River Heron Editors’ Prize Winner
Editors’ Perspective on Ja’net Danielo’s poem:
Ja’net Danielo’s prize-winning poem, “Upon Reading That After the Universe Was Born, It Let Out a Primordial Hum,” opens with a meditation on the phonetic suggestiveness of the word primordial. The poem expands like its own universe, landing on funereal and difficult memories, cutting them with pop culture references like Snafu the Orca and Johnie Walker Black, juxtaposing living and dying with the presence of the hum—alive, still, in Einstein’s space as time. The choice of indented couplets for the form of this poem gestures to the architected platforms skillfully woven throughout this piece, that move and shift with the proximity of death. Time captured in Danielo’s piece matter; they are never lost in the cosmic gravity of her poem.

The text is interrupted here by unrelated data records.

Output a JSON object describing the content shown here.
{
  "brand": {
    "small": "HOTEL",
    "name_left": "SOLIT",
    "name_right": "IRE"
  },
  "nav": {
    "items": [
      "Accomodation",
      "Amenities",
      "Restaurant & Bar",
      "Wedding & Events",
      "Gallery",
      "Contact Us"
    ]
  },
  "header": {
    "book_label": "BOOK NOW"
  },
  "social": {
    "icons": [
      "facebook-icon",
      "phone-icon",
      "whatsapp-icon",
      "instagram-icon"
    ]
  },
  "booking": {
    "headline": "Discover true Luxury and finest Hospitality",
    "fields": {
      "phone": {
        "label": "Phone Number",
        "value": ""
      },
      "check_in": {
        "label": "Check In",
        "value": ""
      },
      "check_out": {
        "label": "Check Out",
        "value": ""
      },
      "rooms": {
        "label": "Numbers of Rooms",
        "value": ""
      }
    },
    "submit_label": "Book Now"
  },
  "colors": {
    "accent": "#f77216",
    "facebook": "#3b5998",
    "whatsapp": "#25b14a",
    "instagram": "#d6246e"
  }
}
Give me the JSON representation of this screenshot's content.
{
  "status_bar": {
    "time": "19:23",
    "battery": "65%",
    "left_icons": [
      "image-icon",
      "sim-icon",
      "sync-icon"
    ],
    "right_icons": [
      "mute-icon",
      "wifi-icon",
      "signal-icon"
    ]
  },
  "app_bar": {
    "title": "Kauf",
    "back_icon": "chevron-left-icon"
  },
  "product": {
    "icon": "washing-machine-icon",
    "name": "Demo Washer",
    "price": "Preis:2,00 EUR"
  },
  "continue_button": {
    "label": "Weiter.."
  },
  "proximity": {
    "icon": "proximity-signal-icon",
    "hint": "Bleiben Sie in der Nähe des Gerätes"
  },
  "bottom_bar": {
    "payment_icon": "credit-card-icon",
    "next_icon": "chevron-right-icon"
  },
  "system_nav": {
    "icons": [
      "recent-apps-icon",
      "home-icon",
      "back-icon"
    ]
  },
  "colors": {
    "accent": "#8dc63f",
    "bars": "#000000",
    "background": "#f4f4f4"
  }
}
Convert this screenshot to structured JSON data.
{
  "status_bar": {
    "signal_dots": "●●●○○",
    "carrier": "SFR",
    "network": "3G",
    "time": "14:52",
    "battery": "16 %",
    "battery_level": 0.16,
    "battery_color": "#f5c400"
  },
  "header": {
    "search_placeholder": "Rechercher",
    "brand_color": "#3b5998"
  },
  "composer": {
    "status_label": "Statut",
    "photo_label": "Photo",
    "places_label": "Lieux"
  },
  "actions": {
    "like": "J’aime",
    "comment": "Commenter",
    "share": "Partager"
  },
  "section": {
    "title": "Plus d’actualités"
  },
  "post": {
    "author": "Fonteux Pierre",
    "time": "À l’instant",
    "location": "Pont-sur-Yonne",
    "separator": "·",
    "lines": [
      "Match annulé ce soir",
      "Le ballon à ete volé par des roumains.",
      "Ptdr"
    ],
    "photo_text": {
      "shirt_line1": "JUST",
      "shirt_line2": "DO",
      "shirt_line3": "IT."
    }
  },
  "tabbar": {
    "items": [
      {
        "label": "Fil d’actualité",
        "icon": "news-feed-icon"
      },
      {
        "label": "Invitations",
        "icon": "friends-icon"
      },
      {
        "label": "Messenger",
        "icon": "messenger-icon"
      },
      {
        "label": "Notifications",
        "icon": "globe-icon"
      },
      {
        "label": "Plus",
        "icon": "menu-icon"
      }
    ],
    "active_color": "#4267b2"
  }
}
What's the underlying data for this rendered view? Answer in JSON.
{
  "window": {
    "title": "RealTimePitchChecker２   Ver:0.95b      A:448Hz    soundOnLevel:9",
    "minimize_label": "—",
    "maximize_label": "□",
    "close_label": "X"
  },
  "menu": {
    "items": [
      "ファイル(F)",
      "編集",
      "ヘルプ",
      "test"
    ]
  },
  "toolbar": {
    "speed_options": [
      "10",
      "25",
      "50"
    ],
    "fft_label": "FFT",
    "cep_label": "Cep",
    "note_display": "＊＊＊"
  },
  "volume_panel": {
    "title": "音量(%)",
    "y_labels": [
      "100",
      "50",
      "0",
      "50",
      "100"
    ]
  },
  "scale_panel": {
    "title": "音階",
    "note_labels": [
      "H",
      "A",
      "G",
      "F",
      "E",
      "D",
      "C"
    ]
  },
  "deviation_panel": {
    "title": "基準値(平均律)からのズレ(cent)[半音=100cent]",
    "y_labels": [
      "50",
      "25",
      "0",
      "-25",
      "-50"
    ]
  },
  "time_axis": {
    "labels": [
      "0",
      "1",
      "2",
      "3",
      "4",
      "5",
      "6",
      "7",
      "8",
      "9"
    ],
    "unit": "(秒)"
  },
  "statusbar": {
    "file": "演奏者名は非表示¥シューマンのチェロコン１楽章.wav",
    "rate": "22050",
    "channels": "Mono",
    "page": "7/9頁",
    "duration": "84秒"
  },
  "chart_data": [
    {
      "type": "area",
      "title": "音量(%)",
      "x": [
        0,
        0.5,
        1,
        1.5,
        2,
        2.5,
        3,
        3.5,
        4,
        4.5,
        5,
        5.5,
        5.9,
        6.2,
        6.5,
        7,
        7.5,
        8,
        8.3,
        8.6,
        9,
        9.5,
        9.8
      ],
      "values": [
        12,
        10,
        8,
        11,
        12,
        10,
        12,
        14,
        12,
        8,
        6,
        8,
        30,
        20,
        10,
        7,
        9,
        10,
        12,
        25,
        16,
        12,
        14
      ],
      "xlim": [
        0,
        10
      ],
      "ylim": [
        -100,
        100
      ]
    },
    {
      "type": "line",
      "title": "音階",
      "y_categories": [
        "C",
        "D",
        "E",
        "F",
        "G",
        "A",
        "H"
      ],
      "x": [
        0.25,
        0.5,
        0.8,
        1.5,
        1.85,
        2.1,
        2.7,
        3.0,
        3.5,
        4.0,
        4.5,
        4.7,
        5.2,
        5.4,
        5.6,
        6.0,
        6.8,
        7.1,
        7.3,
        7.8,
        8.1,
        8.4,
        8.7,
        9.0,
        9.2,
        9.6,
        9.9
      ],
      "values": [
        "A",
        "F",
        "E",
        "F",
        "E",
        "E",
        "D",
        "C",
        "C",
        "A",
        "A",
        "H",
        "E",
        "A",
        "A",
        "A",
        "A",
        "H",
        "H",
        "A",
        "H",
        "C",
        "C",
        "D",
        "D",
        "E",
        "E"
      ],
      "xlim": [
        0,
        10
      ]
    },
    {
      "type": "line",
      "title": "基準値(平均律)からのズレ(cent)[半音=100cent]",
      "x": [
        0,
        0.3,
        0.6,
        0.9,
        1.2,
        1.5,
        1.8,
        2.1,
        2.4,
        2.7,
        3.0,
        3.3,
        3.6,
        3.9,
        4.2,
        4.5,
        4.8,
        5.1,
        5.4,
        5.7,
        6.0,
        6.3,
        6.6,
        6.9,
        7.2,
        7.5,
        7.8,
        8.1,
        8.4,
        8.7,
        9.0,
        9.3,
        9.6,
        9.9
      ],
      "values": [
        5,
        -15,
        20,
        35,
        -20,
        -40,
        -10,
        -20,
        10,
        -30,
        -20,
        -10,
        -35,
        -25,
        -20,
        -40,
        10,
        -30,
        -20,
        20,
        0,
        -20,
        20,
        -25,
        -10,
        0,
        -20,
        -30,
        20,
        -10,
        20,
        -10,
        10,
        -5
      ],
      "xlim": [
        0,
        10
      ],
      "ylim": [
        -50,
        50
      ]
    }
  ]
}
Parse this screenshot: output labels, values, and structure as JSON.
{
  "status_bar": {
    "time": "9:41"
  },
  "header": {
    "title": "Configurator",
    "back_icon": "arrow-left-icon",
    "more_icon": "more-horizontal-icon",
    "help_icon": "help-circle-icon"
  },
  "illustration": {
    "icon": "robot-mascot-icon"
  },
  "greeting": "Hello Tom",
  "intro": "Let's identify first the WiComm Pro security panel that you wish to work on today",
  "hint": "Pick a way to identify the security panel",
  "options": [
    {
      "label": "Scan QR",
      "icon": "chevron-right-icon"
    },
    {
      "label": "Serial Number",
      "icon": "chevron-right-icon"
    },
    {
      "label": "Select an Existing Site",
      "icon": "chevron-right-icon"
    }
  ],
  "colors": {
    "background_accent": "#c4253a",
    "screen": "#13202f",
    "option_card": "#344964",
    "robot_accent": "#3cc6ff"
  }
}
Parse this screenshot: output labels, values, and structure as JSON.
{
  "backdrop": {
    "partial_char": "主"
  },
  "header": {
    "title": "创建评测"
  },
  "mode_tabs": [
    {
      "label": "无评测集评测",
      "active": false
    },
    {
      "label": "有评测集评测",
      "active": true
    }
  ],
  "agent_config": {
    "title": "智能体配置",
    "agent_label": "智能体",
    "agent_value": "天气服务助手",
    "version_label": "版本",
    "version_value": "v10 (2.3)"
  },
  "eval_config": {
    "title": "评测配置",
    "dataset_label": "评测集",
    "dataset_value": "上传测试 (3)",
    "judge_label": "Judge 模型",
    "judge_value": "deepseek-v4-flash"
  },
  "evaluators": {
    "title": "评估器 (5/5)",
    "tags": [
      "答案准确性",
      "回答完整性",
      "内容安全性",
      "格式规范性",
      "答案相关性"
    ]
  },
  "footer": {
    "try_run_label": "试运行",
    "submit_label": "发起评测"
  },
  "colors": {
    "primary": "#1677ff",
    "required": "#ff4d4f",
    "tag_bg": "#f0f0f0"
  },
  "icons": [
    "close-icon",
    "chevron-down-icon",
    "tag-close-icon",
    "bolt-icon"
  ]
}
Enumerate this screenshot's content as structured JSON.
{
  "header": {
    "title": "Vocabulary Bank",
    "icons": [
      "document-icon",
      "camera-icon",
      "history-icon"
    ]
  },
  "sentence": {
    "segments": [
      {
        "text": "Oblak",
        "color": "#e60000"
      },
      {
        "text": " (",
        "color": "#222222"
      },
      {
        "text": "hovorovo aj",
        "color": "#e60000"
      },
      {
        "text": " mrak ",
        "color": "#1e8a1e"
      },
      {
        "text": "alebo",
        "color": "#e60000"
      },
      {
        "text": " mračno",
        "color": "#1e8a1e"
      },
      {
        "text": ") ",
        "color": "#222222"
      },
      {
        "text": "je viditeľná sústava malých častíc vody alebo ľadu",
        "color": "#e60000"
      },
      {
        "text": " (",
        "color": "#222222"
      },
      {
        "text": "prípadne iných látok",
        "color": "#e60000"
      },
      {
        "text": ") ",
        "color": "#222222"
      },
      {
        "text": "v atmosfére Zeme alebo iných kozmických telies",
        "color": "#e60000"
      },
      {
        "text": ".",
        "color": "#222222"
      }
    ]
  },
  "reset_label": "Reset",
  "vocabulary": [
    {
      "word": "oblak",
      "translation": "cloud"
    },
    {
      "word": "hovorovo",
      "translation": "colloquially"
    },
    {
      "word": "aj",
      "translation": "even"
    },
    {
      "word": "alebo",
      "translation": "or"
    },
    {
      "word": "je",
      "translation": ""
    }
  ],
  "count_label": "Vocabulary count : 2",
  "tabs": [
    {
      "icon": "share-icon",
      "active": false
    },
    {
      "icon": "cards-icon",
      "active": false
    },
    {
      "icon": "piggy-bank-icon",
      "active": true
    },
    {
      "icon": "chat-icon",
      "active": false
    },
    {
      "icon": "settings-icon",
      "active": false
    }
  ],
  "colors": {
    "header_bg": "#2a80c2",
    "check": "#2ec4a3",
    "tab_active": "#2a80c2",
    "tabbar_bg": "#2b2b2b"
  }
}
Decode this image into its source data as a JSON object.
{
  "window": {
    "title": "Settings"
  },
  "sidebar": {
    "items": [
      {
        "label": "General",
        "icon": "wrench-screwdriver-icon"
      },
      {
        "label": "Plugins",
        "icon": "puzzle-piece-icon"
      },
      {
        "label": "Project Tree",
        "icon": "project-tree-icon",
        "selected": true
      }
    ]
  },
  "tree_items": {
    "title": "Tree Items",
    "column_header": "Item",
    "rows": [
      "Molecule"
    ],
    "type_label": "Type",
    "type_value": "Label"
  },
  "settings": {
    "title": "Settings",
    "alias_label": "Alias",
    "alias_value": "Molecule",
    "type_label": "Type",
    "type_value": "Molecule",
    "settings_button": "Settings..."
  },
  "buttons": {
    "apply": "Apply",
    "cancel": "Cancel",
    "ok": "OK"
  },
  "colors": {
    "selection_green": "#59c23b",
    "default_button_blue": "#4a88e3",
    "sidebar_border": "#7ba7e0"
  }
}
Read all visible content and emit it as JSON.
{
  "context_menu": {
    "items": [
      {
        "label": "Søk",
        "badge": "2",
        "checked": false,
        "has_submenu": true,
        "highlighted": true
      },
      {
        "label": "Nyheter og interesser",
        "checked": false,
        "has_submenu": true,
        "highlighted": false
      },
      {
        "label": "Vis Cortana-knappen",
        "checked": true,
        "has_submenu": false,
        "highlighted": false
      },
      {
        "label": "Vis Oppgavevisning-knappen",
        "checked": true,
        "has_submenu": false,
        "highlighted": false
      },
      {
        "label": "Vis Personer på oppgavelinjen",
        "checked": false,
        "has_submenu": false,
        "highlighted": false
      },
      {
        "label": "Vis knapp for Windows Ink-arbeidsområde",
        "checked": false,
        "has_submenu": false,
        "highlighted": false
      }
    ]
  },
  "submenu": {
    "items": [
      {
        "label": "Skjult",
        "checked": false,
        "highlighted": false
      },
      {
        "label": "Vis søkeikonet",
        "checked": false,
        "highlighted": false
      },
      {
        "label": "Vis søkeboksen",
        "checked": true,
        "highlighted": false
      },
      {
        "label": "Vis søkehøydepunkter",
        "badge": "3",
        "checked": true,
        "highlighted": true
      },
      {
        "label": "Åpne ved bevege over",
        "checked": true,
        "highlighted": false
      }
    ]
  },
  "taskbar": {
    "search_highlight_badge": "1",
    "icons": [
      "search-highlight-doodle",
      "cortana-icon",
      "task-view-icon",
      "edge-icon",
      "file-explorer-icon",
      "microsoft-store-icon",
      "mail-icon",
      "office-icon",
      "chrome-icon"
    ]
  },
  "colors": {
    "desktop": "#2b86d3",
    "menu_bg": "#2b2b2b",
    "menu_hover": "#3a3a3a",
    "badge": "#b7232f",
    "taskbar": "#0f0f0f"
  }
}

Ja’net Danielo’s inspiration:
This poem, like so many others I’ve written, was initially inspired by an article I read, in this case, about the first sound the universe ever made, evidenced by ripples in the plasma of baryons, photons, and dark matter through which it traveled. I thought of a series of events throughout my life that have caused their own ripples, their echoes ever-present. The poem’s structure, title, and first line draw from John Murillo’s “Upon Reading That Eric Dolphy Transcribed Even the Calls of Certain Species of Birds,” a poem whose sounds live in my body like no other.
Ja'net Danielo is the author of This Body I Have Tried to Write (MAYDAY, 2022), winner of the MAYDAY 2022 Poetry Micro Chapbook Editors' Choice Award, and The Song of Our Disappearing (Paper Nautilus, 2021). Her poems have appeared in The Journal, swamp pink, and Diode, among other places. Originally from Queens, NY, Ja'net lives in Long Beach, CA.